Occasionally, in the long-ish This Is 40, this celebration of family becomes, perhaps, too much - too cute, too clever, too narcissistic, parental pride forced on an unsuspecting public. It's like going over to friends' and being asked if you'd like to watch some home movies - a couple of hours later, you're still watching, and it's beginning to feel, um, awkward.
But awkwardness has always been part of Apatow's equation, too. The filmmaker's alter ego, Rudd's Pete, heads a floundering record label, pinning his hopes on a new reunion album by '70s pub rocker Graham Parker and his band, the Rumour. (Parker gamely pokes fun at himself and the image of an aging, quasi-rock star.) Pete has missed his mortgage payment, is behind on the bills, is still supporting his deadbeat dad (Albert Brooks), and has neglected to tell Debbie about the mess they're in.

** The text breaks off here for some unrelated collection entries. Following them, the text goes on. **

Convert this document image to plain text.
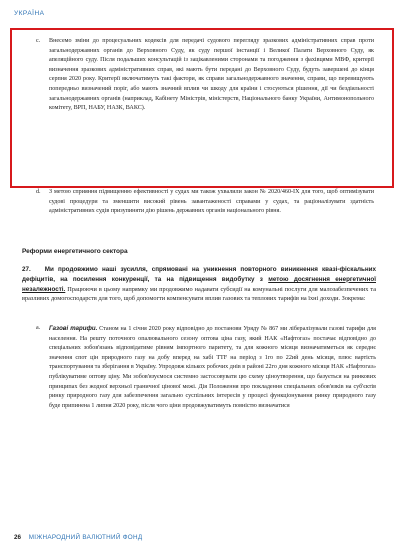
УКРАЇНА
c. Внесемо зміни до процесуальних кодексів для передачі судового перегляду зразкових адміністративних справ проти загальнодержавних органів до Верховного Суду, як суду першої інстанції і Великої Палати Верховного Суду, як апеляційного суду. Після подальших консультацій із зацікавленими сторонами та погодження з фахівцями МВФ, критерії визначення зразкових адміністративних справ, які мають бути передані до Верховного Суду, будуть завершені до кінця серпня 2020 року. Критерії включатимуть такі фактори, як справи загальнодержавного значення, справи, що перевищують попередньо визначений поріг, або мають значний вплив чи шкоду для країни і стосуються рішення, дії чи бездіяльності загальнодержавних органів (наприклад, Кабінету Міністрів, міністерств, Національного банку України, Антимонопольного комітету, ВРП, НАБУ, НАЗК, ВАКС).
d. З метою сприяння підвищенню ефективності у судах ми також ухвалили закон № 2020/460-IX для того, щоб оптимізувати судові процедури та зменшити високий рівень завантаженості справами у судах, та раціоналізувати здатність адміністративних судів призупиняти дію рішень державних органів національного рівня.
Реформи енергетичного сектора
27. Ми продовжимо наші зусилля, спрямовані на уникнення повторного виникнення квазі-фіскальних дефіцитів, на посилення конкуренції, та на підвищення видобутку з метою досягнення енергетичної незалежності. Працюючи в цьому напрямку ми продовжимо надавати субсидії на комунальні послуги для малозабезпечених та вразливих домогосподарств для того, щоб допомогти компенсувати вплив газових та теплових тарифів на їхні доходи. Зокрема:
a. Газові тарифи. Станом на 1 січня 2020 року відповідно до постанови Уряду № 867 ми лібералізували газові тарифи для населення. На решту поточного опалювального сезону оптова ціна газу, який НАК «Нафтогаз» постачає відповідно до спеціальних зобов'язань відповідатиме рівням імпортного паритету, та для кожного місяця визначатиметься як середнє значення спот цін природного газу на добу вперед на хабі TTF на період з 1го по 22ий день місяця, плюс вартість транспортування та зберігання в Україну. Упродовж кількох робочих днів в районі 22го дня кожного місяця НАК «Нафтогаз» публікуватиме оптову ціну. Ми зобов'язуємося системно застосовувати цю схему ціноутворення, що базується на ринкових принципах без жодної верхньої граничної цінової межі. Дія Положення про покладення спеціальних обов'язків на суб'єктів ринку природного газу для забезпечення загально суспільних інтересів у процесі функціонування ринку природного газу буде припинена 1 липня 2020 року, після чого ціни продовжуватимуть повністю визначатися
26 МІЖНАРОДНИЙ ВАЛЮТНИЙ ФОНД
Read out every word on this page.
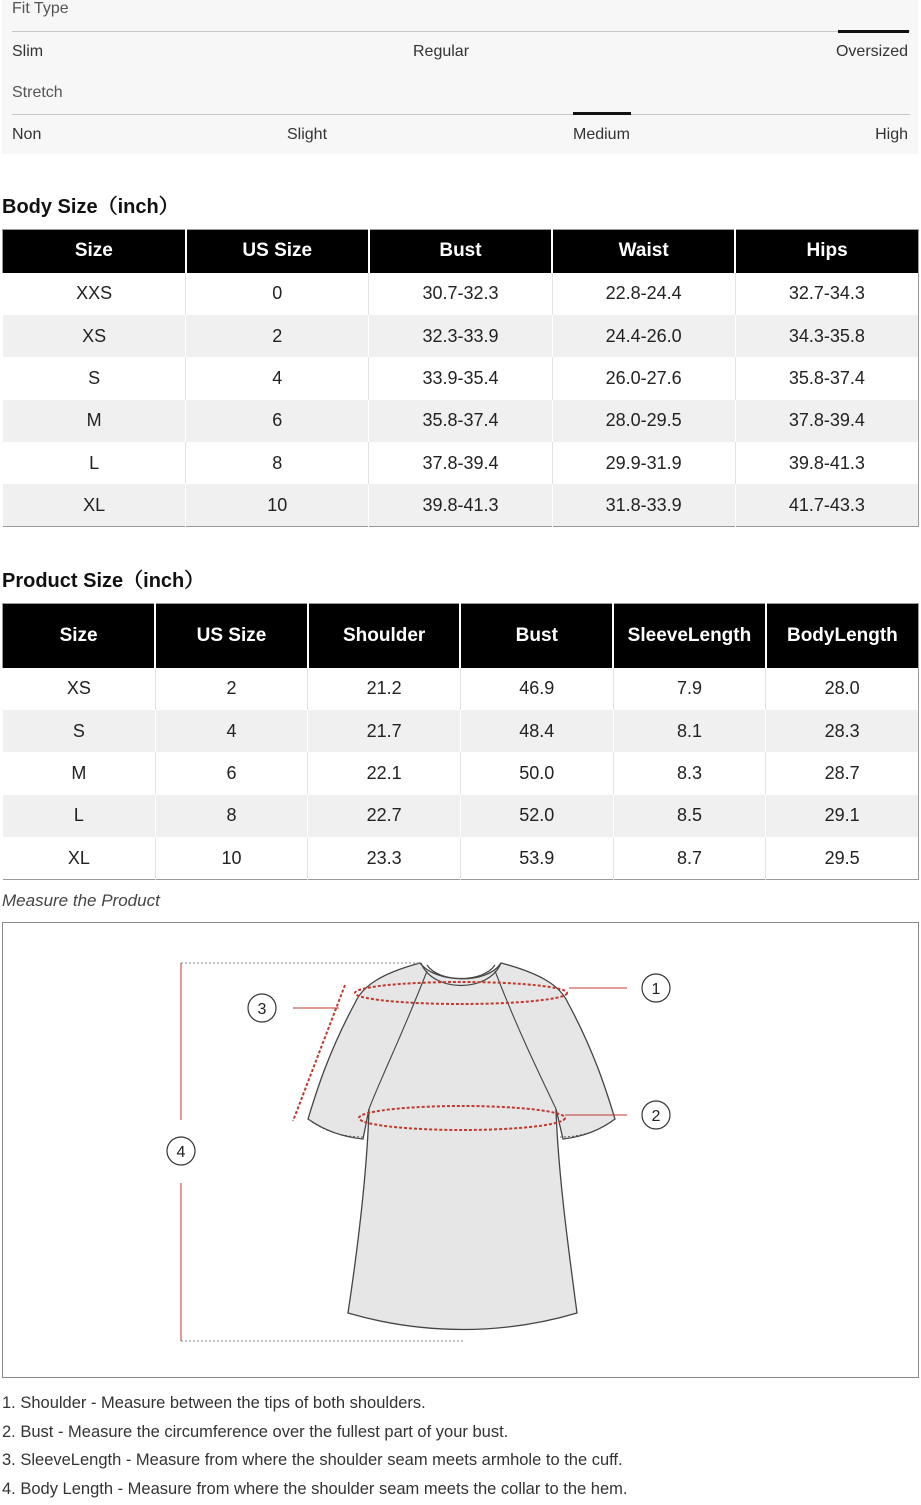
Fit Type
Slim	Regular	Oversized
Stretch
Non	Slight	Medium	High
Body Size（inch）
Size	US Size	Bust	Waist	Hips
XXS	0	30.7-32.3	22.8-24.4	32.7-34.3
XS	2	32.3-33.9	24.4-26.0	34.3-35.8
S	4	33.9-35.4	26.0-27.6	35.8-37.4
M	6	35.8-37.4	28.0-29.5	37.8-39.4
L	8	37.8-39.4	29.9-31.9	39.8-41.3
XL	10	39.8-41.3	31.8-33.9	41.7-43.3
Product Size（inch）
Size	US Size	Shoulder	Bust	SleeveLength	BodyLength
XS	2	21.2	46.9	7.9	28.0
S	4	21.7	48.4	8.1	28.3
M	6	22.1	50.0	8.3	28.7
L	8	22.7	52.0	8.5	29.1
XL	10	23.3	53.9	8.7	29.5
Measure the Product
1
2
3
4
1. Shoulder - Measure between the tips of both shoulders.
2. Bust - Measure the circumference over the fullest part of your bust.
3. SleeveLength - Measure from where the shoulder seam meets armhole to the cuff.
4. Body Length - Measure from where the shoulder seam meets the collar to the hem.
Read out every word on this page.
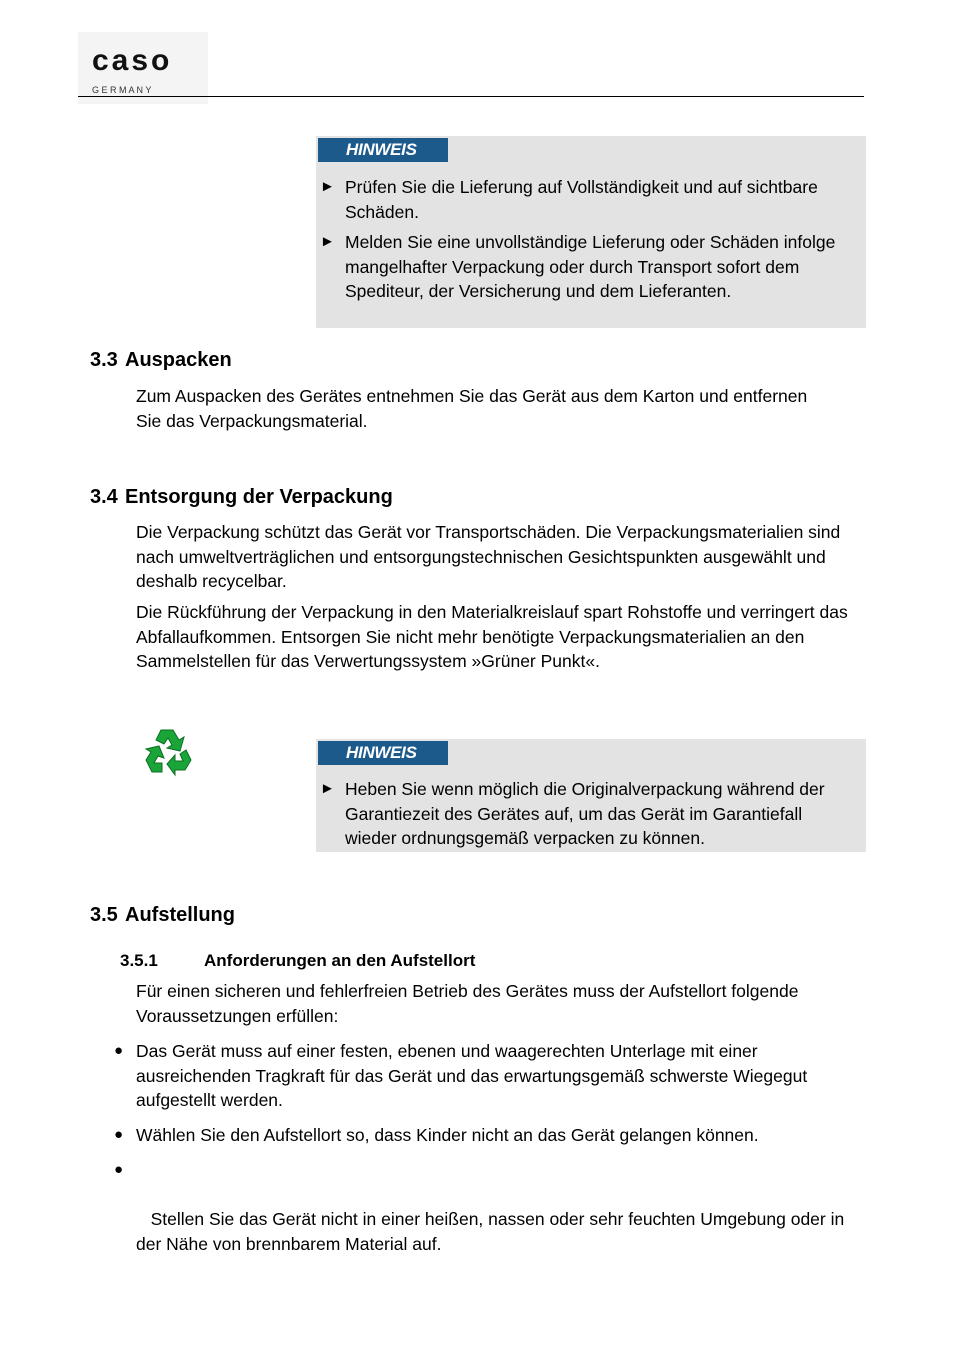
caso
G E R M A N Y
HINWEIS
► Prüfen Sie die Lieferung auf Vollständigkeit und auf sichtbare Schäden.
► Melden Sie eine unvollständige Lieferung oder Schäden infolge mangelhafter Verpackung oder durch Transport sofort dem Spediteur, der Versicherung und dem Lieferanten.
3.3 Auspacken
Zum Auspacken des Gerätes entnehmen Sie das Gerät aus dem Karton und entfernen Sie das Verpackungsmaterial.
3.4 Entsorgung der Verpackung
Die Verpackung schützt das Gerät vor Transportschäden. Die Verpackungsmaterialien sind nach umweltverträglichen und entsorgungstechnischen Gesichtspunkten ausgewählt und deshalb recycelbar.
Die Rückführung der Verpackung in den Materialkreislauf spart Rohstoffe und verringert das Abfallaufkommen. Entsorgen Sie nicht mehr benötigte Verpackungsmaterialien an den Sammelstellen für das Verwertungssystem »Grüner Punkt«.
HINWEIS
► Heben Sie wenn möglich die Originalverpackung während der Garantiezeit des Gerätes auf, um das Gerät im Garantiefall wieder ordnungsgemäß verpacken zu können.
3.5 Aufstellung
3.5.1	Anforderungen an den Aufstellort
Für einen sicheren und fehlerfreien Betrieb des Gerätes muss der Aufstellort folgende Voraussetzungen erfüllen:
● Das Gerät muss auf einer festen, ebenen und waagerechten Unterlage mit einer ausreichenden Tragkraft für das Gerät und das erwartungsgemäß schwerste Wiegegut aufgestellt werden.
● Wählen Sie den Aufstellort so, dass Kinder nicht an das Gerät gelangen können.

●

Stellen Sie das Gerät nicht in einer heißen, nassen oder sehr feuchten Umgebung oder in der Nähe von brennbarem Material auf.
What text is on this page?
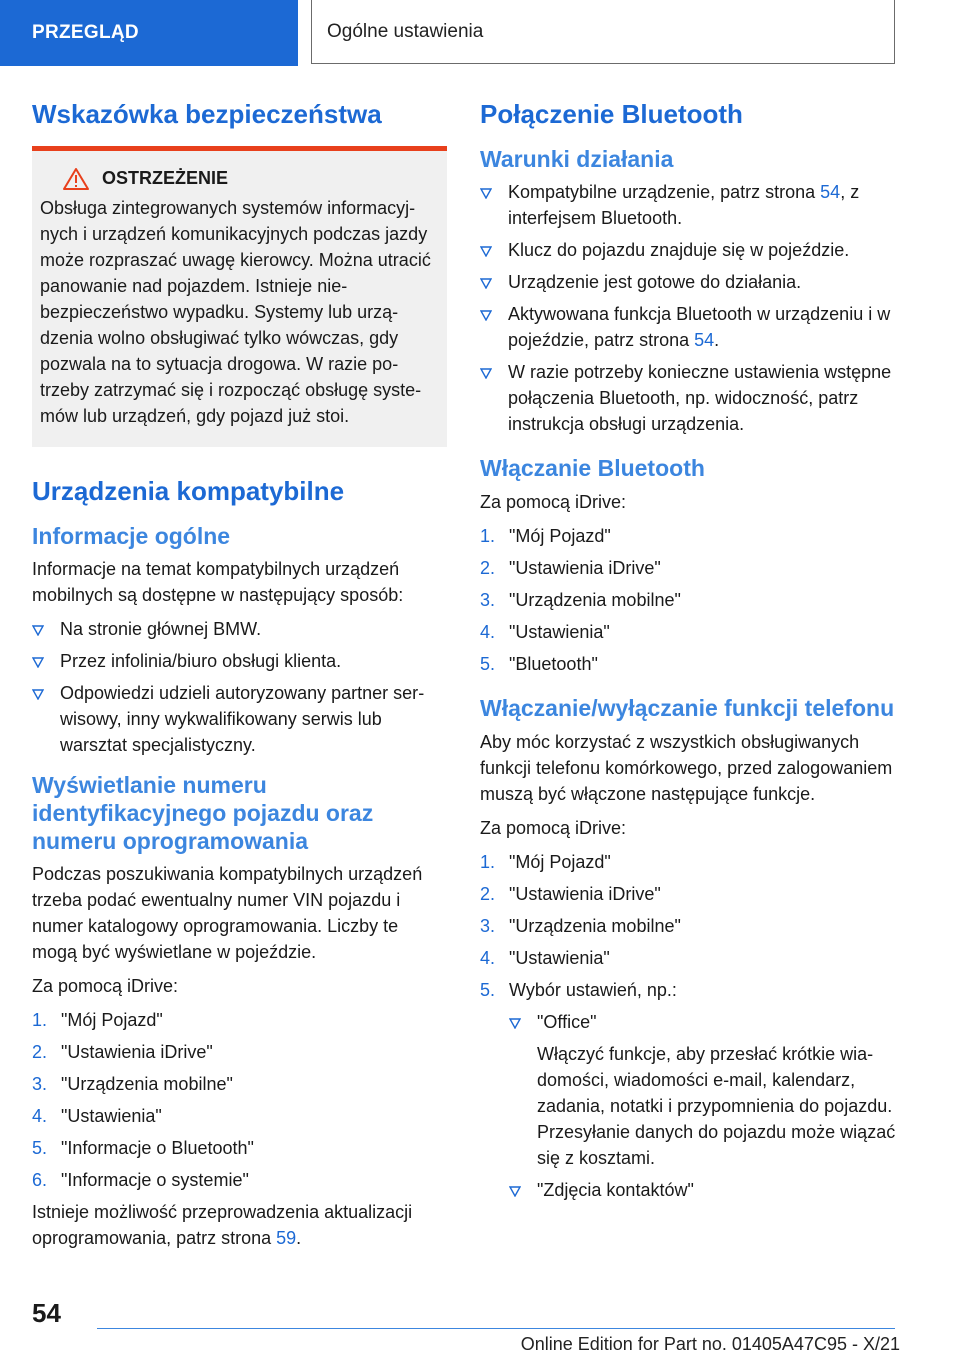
PRZEGLĄD	Ogólne ustawienia
Wskazówka bezpieczeństwa
OSTRZEŻENIE

Obsługa zintegrowanych systemów informacyjnych i urządzeń komunikacyjnych podczas jazdy może rozpraszać uwagę kierowcy. Można utracić panowanie nad pojazdem. Istnieje niebezpieczeństwo wypadku. Systemy lub urządzenia wolno obsługiwać tylko wówczas, gdy pozwala na to sytuacja drogowa. W razie potrzeby zatrzymać się i rozpocząć obsługę systemów lub urządzeń, gdy pojazd już stoi.

Urządzenia kompatybilne
Informacje ogólne

Informacje na temat kompatybilnych urządzeń mobilnych są dostępne w następujący sposób:

Na stronie głównej BMW.
Przez infolinia/biuro obsługi klienta.
Odpowiedzi udzieli autoryzowany partner serwisowy, inny wykwalifikowany serwis lub warsztat specjalistyczny.
Wyświetlanie numeru identyfikacyjnego pojazdu oraz numeru oprogramowania

Podczas poszukiwania kompatybilnych urządzeń trzeba podać ewentualny numer VIN pojazdu i numer katalogowy oprogramowania. Liczby te mogą być wyświetlane w pojeździe.

Za pomocą iDrive:

1. "Mój Pojazd"
2. "Ustawienia iDrive"
3. "Urządzenia mobilne"
4. "Ustawienia"
5. "Informacje o Bluetooth"
6. "Informacje o systemie"

Istnieje możliwość przeprowadzenia aktualizacji oprogramowania, patrz strona 59.

Połączenie Bluetooth
Warunki działania
Kompatybilne urządzenie, patrz strona 54, z interfejsem Bluetooth.
Klucz do pojazdu znajduje się w pojeździe.
Urządzenie jest gotowe do działania.
Aktywowana funkcja Bluetooth w urządzeniu i w pojeździe, patrz strona 54.
W razie potrzeby konieczne ustawienia wstępne połączenia Bluetooth, np. widoczność, patrz instrukcja obsługi urządzenia.
Włączanie Bluetooth

Za pomocą iDrive:

1. "Mój Pojazd"
2. "Ustawienia iDrive"
3. "Urządzenia mobilne"
4. "Ustawienia"
5. "Bluetooth"
Włączanie/wyłączanie funkcji telefonu

Aby móc korzystać z wszystkich obsługiwanych funkcji telefonu komórkowego, przed zalogowaniem muszą być włączone następujące funkcje.

Za pomocą iDrive:

1. "Mój Pojazd"
2. "Ustawienia iDrive"
3. "Urządzenia mobilne"
4. "Ustawienia"
5. Wybór ustawień, np.:
"Office"

Włączyć funkcje, aby przesłać krótkie wiadomości, wiadomości e-mail, kalendarz, zadania, notatki i przypomnienia do pojazdu. Przesyłanie danych do pojazdu może wiązać się z kosztami.
"Zdjęcia kontaktów"
54
Online Edition for Part no. 01405A47C95 - X/21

And in Debbie's corner, the boutique she runs is only just making it, and she suspects her employee, Desi - the bombshell Megan Fox, amusing and amused - of embezzlement.
Apatow regular Jason Segel (a fitness guru, beamingly showing off his work on Debbie's glutes), comic Robert Smigel (Pete's bike-riding buddy), Charlyne Yi (Debbie's depressive shop worker), Chris O'Dowd, and Lena Dunham (Pete's record company staffers) join the fray. Albert Brooks as Pete's father sounds like a good idea, but it's a strange role, part mooch and part crank, and the other father figure in the movie - John Lithgow, as Debbie's long-estranged surgeon dad - is even weirder. In This Is 40, as in life, middle-aged parents have to deal with their parents, and that's not always easy.
So, This Is 40 is messy. But see it for its honest insights, its laughs, and for the terror Mann's character, as a mom defending her emotionally wounded daughter, rains down on a toothy school kid who's been sending unflattering texts.
Mann's verbal assault is hysterical, in both senses of the word.